Google engineers and Red Hat researchers both independently discovered the DNS bug within the GNU C standard library (glibc) called CVE-2015-7547, and then worked together to create a patch. The security vulnerability works by tricking browsers into looking up suspicious domains, which causes servers to reply with DNS names that are far too long, thus causing a buffer overflow in the victim’s software.

The buffer overflow would then make it possible for an attacker to remotely execute code and take over the computer, and they could perform this exact same attack on machines all over the world, as the code containing the flaw has been in use since May 2008 and affected all versions of glibc since version 2.9.

Google, Red Hat discover critical DNS security flaw that enables malware to infect entire internet

Flaw can affect almost all parts of internet infrastructure

To understand how damaging this flaw could be, security researcher Dan Kaminsky explains on his blog that it is far worse than the Heartbleed OpenSSL bug or ShellshockLinux Bash and Mac OS X bug, which infected things connected to a network, rather than everything that makes up the internet, such as network tools and even software.

The reason it is such a big problem is that most Internet software is built on Linux, and it is already known that if an attacker were to infiltrate an enterprise’s network, for example, the attacker would then be able to easily take over all the systems running Linux.

In the same fashion, in order to connect to the internet, Linux uses the Gnc C standard library to connect to DNS to resolve domain names to IP addresses, and therefore the attacker would be able to capitalise on this.

The last DNS flaw took 10 years to fix

“It’s problematic that, a decade after the last DNS flaw that took a decade to fix, we have another one.
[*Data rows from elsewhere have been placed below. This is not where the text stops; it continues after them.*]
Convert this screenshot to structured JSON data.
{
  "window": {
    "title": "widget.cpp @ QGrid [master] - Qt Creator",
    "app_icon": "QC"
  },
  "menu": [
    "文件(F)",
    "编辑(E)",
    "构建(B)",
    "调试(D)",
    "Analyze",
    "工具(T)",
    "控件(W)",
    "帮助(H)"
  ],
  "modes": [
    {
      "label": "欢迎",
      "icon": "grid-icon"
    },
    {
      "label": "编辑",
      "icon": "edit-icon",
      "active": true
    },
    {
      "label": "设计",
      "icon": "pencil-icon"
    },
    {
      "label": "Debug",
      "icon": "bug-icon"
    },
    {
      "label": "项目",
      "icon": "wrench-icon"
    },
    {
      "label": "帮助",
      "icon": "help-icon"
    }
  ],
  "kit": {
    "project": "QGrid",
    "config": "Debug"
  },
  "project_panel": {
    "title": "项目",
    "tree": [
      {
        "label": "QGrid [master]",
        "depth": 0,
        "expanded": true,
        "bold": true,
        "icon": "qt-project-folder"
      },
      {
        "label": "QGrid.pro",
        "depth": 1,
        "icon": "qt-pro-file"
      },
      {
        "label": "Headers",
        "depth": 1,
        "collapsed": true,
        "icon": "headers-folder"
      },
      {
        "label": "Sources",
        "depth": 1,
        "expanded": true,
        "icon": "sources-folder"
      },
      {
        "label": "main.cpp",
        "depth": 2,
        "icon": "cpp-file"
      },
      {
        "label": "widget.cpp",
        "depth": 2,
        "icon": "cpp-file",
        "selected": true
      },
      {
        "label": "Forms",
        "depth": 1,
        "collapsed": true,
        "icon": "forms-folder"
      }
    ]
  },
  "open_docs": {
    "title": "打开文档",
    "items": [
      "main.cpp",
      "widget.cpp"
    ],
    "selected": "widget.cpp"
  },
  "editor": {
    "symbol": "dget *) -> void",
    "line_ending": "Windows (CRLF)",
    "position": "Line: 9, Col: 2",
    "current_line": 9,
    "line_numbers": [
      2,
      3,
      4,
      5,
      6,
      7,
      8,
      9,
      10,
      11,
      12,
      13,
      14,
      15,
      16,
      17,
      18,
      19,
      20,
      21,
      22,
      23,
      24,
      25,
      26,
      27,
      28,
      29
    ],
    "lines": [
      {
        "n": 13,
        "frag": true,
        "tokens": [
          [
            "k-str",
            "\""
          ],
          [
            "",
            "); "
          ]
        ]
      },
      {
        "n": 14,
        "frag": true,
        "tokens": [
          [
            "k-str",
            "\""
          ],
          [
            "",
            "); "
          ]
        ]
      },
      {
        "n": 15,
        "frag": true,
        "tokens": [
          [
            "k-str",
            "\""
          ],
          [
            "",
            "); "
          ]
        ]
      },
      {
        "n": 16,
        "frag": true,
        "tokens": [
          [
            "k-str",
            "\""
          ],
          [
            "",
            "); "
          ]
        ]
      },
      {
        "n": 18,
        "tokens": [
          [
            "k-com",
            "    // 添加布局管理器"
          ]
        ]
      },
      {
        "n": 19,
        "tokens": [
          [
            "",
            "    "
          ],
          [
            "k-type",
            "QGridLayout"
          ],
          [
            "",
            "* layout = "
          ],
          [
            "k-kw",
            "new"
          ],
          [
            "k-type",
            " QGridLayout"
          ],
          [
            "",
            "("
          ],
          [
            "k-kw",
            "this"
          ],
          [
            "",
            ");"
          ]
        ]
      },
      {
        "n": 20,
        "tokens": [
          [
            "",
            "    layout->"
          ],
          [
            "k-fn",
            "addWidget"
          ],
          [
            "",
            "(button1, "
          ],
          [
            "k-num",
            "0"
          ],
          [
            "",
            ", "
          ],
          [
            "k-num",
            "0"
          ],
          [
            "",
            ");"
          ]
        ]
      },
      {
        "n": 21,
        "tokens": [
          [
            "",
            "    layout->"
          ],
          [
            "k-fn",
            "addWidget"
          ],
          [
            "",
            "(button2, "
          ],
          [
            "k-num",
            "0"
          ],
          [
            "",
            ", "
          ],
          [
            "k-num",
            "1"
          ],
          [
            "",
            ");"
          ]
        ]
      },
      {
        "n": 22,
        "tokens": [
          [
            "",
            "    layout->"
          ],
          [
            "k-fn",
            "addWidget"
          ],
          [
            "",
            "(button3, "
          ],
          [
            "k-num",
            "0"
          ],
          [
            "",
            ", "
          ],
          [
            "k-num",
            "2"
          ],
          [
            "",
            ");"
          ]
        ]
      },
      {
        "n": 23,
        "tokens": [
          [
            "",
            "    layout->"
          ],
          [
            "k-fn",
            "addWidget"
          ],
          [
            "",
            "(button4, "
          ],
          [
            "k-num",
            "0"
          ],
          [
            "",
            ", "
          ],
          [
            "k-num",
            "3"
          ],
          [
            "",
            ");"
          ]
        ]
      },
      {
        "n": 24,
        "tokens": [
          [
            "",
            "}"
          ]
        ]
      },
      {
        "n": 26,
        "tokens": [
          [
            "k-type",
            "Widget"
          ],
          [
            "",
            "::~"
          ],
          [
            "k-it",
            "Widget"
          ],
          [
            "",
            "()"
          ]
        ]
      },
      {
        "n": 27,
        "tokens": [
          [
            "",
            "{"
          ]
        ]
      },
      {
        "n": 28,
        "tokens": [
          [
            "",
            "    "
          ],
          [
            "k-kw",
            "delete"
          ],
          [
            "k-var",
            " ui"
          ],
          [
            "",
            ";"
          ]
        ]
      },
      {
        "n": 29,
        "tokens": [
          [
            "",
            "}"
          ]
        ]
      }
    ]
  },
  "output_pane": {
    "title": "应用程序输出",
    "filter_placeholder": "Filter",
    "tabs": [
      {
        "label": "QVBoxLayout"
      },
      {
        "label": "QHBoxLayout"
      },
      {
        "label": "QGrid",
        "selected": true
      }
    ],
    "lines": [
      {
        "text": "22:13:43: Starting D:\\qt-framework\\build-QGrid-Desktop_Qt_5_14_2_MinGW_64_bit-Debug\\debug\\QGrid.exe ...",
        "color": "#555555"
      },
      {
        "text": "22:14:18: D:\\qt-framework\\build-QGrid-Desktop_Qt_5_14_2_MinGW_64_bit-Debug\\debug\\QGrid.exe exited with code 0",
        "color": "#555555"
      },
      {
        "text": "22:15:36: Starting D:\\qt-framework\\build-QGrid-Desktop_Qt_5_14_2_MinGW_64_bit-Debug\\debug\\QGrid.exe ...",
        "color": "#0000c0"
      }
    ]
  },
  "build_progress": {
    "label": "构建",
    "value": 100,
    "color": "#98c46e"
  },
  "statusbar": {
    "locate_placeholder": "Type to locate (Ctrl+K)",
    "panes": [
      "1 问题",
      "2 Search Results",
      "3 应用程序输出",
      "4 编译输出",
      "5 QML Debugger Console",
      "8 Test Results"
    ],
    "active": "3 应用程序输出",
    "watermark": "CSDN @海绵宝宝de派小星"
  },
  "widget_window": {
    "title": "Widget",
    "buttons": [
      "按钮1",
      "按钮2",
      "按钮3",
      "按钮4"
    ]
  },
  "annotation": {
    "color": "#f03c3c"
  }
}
It’s time we discover and deploy architectural mitigations for these sorts of flaws with more assurance than technologies like ASLR can provide,” Kaminsky writes.

“The hard truth is that if this code was written in JavaScript, it wouldn’t have been vulnerable. We can do better than that. We need to develop and fund the infrastructure, both technical and organisational, that defends and maintains the foundations of the global economy.”

On the plus side, although there are millions of DNS caches across the internet, no researchers have yet to be able to get the glibc DNS bug to work through caches, and therefore, Kaminsky says that only “some networks are going to be vulnerable to some cache traversal attacks sometimes”.

However, he says that while this might not be an immediate problem, if this flaw is not patched soon, it could become a much bigger problem a year or two down the line.